My mind floated back to 2005 and my decision to leave my life in New York after 25 years and return to my childhood roots in Southern California to care for my Mom as she made her transition. It really wasn’t much of a decision. When I heard the fear in her voice as she shared about a recent emergency visit to the hospital I found myself asking,“Would you feel better if one of us was out there with you?”
Mom had downplayed the seriousness of her illness since her diagnosis a couple of years earlier and it had never been easy for her to ask for help. Something I have inherited. Yet, after a long pause she said, “Yes.” I told her I would talk with my brother and sister and we’d figure something out, knowing already that
I would be the one to go.
This was a turning point. I could feel it. Though I had no idea where it would lead, I knew that this was my karma… and hers. Our relationship had been challenging even before she threw me out of the house when I was ten years old to live with my father. Difficulties continued through much of my adult years, but in 2000 she attended my yoga retreat in Mexico where we were able to step out of our karmic mother/son patterns and connect as student and teacher. My primary intention as a teacher — and in life — is to allow a space of acceptance and compassion, and that retreat laid the foundation for the time I spent as Mom’s caregiver, confessor and confidant, helping to create the space she needed to make her transition. It was a healing, even magical time for us both.

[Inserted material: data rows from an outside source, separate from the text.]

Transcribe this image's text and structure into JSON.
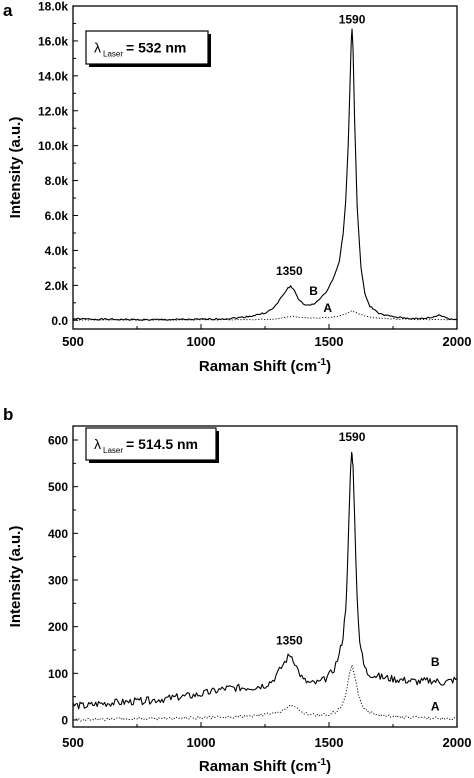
{
  "chart_data": [
    {
      "panel_label": "a",
      "type": "line",
      "legend_box": {
        "symbol": "λ",
        "subscript": "Laser",
        "text": "= 532 nm"
      },
      "xlabel": "Raman Shift (cm",
      "xlabel_sup": "-1",
      "xlabel_close": ")",
      "ylabel": "Intensity (a.u.)",
      "xlim": [
        500,
        2000
      ],
      "ylim": [
        -500,
        18000
      ],
      "x_ticks": [
        500,
        1000,
        1500,
        2000
      ],
      "x_tick_labels": [
        "500",
        "1000",
        "1500",
        "2000"
      ],
      "y_ticks": [
        0,
        2000,
        4000,
        6000,
        8000,
        10000,
        12000,
        14000,
        16000,
        18000
      ],
      "y_tick_labels": [
        "0.0",
        "2.0k",
        "4.0k",
        "6.0k",
        "8.0k",
        "10.0k",
        "12.0k",
        "14.0k",
        "16.0k",
        "18.0k"
      ],
      "annotations": [
        {
          "text": "1350",
          "x": 1345,
          "y": 2600
        },
        {
          "text": "1590",
          "x": 1590,
          "y": 17000
        },
        {
          "text": "B",
          "x": 1440,
          "y": 1450
        },
        {
          "text": "A",
          "x": 1495,
          "y": 480
        }
      ],
      "series": [
        {
          "name": "B",
          "style": "solid",
          "x": [
            500,
            600,
            700,
            800,
            900,
            1000,
            1100,
            1150,
            1200,
            1250,
            1280,
            1300,
            1320,
            1340,
            1350,
            1365,
            1380,
            1400,
            1420,
            1440,
            1460,
            1480,
            1500,
            1520,
            1540,
            1555,
            1565,
            1575,
            1582,
            1587,
            1590,
            1594,
            1600,
            1610,
            1625,
            1640,
            1660,
            1700,
            1750,
            1800,
            1850,
            1900,
            1930,
            1950,
            1970,
            2000
          ],
          "y": [
            80,
            60,
            40,
            30,
            40,
            50,
            90,
            150,
            250,
            420,
            650,
            1000,
            1450,
            1850,
            1950,
            1700,
            1250,
            900,
            850,
            950,
            1150,
            1450,
            1900,
            2500,
            3400,
            4900,
            6800,
            10000,
            13500,
            16000,
            16700,
            15500,
            11500,
            6500,
            3000,
            1500,
            800,
            350,
            200,
            120,
            80,
            150,
            300,
            200,
            80,
            40
          ]
        },
        {
          "name": "A",
          "style": "dotted",
          "x": [
            500,
            700,
            900,
            1100,
            1200,
            1300,
            1340,
            1360,
            1400,
            1450,
            1500,
            1540,
            1570,
            1590,
            1610,
            1650,
            1700,
            1800,
            1900,
            2000
          ],
          "y": [
            20,
            20,
            20,
            30,
            40,
            80,
            200,
            220,
            150,
            120,
            150,
            250,
            400,
            550,
            400,
            200,
            100,
            60,
            40,
            30
          ]
        }
      ]
    },
    {
      "panel_label": "b",
      "type": "line",
      "legend_box": {
        "symbol": "λ",
        "subscript": "Laser",
        "text": "= 514.5 nm"
      },
      "xlabel": "Raman Shift (cm",
      "xlabel_sup": "-1",
      "xlabel_close": ")",
      "ylabel": "Intensity (a.u.)",
      "xlim": [
        500,
        2000
      ],
      "ylim": [
        -15,
        630
      ],
      "x_ticks": [
        500,
        1000,
        1500,
        2000
      ],
      "x_tick_labels": [
        "500",
        "1000",
        "1500",
        "2000"
      ],
      "y_ticks": [
        0,
        100,
        200,
        300,
        400,
        500,
        600
      ],
      "y_tick_labels": [
        "0",
        "100",
        "200",
        "300",
        "400",
        "500",
        "600"
      ],
      "annotations": [
        {
          "text": "1350",
          "x": 1345,
          "y": 162
        },
        {
          "text": "1590",
          "x": 1590,
          "y": 598
        },
        {
          "text": "B",
          "x": 1915,
          "y": 116
        },
        {
          "text": "A",
          "x": 1915,
          "y": 20
        }
      ],
      "series": [
        {
          "name": "B",
          "style": "solid",
          "x": [
            500,
            550,
            600,
            700,
            800,
            900,
            1000,
            1100,
            1200,
            1250,
            1280,
            1300,
            1320,
            1340,
            1350,
            1360,
            1380,
            1400,
            1430,
            1460,
            1480,
            1500,
            1520,
            1540,
            1555,
            1565,
            1572,
            1578,
            1583,
            1587,
            1590,
            1594,
            1600,
            1610,
            1620,
            1635,
            1650,
            1700,
            1750,
            1800,
            1850,
            1900,
            1950,
            2000
          ],
          "y": [
            32,
            30,
            35,
            38,
            42,
            48,
            55,
            68,
            70,
            75,
            85,
            100,
            118,
            135,
            140,
            132,
            105,
            85,
            78,
            80,
            85,
            95,
            110,
            140,
            180,
            240,
            320,
            430,
            520,
            565,
            575,
            540,
            430,
            260,
            170,
            120,
            100,
            92,
            88,
            85,
            82,
            85,
            80,
            88
          ]
        },
        {
          "name": "A",
          "style": "dotted",
          "x": [
            500,
            700,
            900,
            1100,
            1200,
            1300,
            1330,
            1350,
            1370,
            1400,
            1450,
            1500,
            1530,
            1550,
            1565,
            1575,
            1585,
            1590,
            1600,
            1615,
            1630,
            1650,
            1700,
            1800,
            1900,
            2000
          ],
          "y": [
            0,
            2,
            4,
            6,
            8,
            15,
            25,
            32,
            25,
            15,
            10,
            12,
            18,
            30,
            55,
            85,
            110,
            115,
            95,
            55,
            30,
            18,
            10,
            6,
            4,
            3
          ]
        }
      ]
    }
  ]
}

After Mom passed, my partner and I decided to go our separate ways and he returned to NYC. After 8 years of being part of a couple and 25 years calling NYC my home, I found myself wandering alone through the fields of my youth, wondering what was next for me.

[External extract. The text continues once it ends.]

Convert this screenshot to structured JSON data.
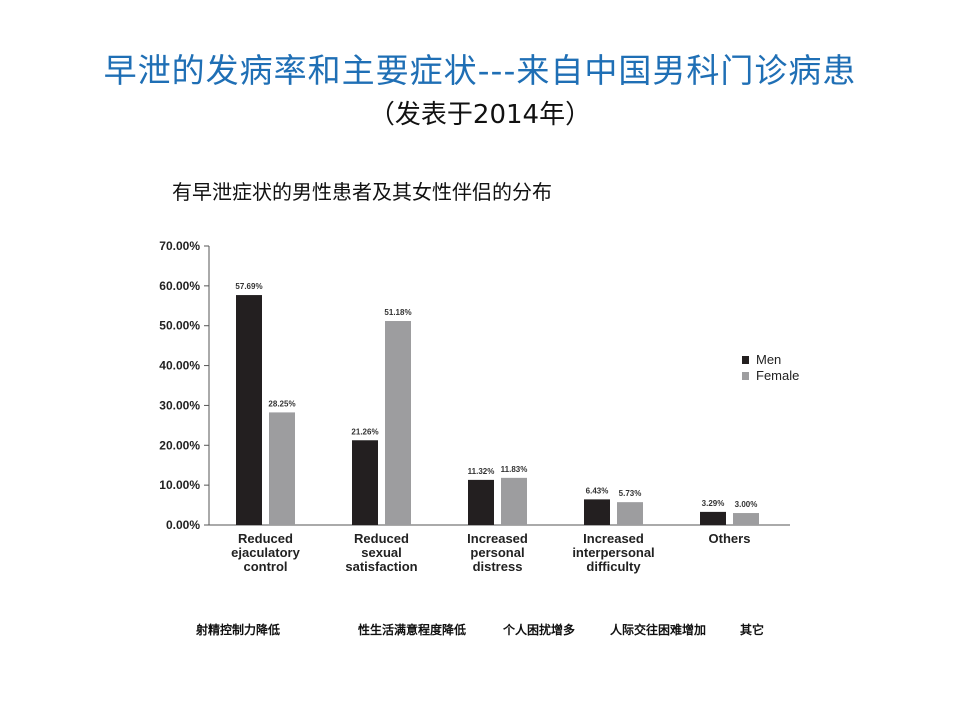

When a parent dies a karmic bond is broken and potent life force energy is released. Some of it flows into the atmosphere as pure, energy, but most of it is magnetized to the survivors, the family, those who share DNA – particularly the children and siblings. At first it’s felt as grief, that heavy, empty feeling, yes, but it is also liberating. I felt it when my Dad passed and after Mom made her transition it became an abiding presence, a sense of freedom that was also somehow grounding. It had roots connecting me to life and Mother Earth. Maybe it was simply a deepening awareness of power and responsibility. But I digress. Where was I? Ah yes…

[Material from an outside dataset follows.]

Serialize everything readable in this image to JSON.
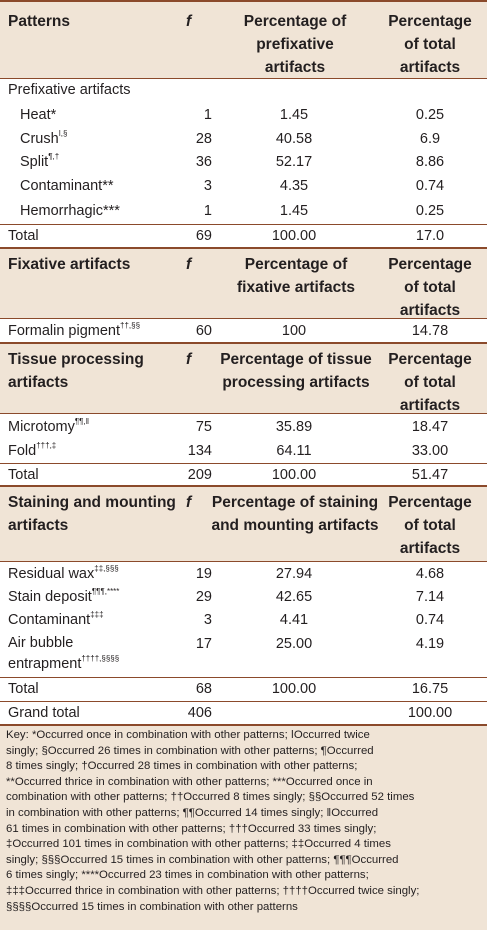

That first year was challenging; grief and sadness flowed like the waves at Sacred Cove, a favorite hideaway and sanctuary during my teenage years, it became my salvation while Mom was dying. After she passed, Sacred Cove was the antidote to my fear and anxiety that surfaced as the grief subsided and I started wondering what was next for me? Funds were dwindling. How would I survive?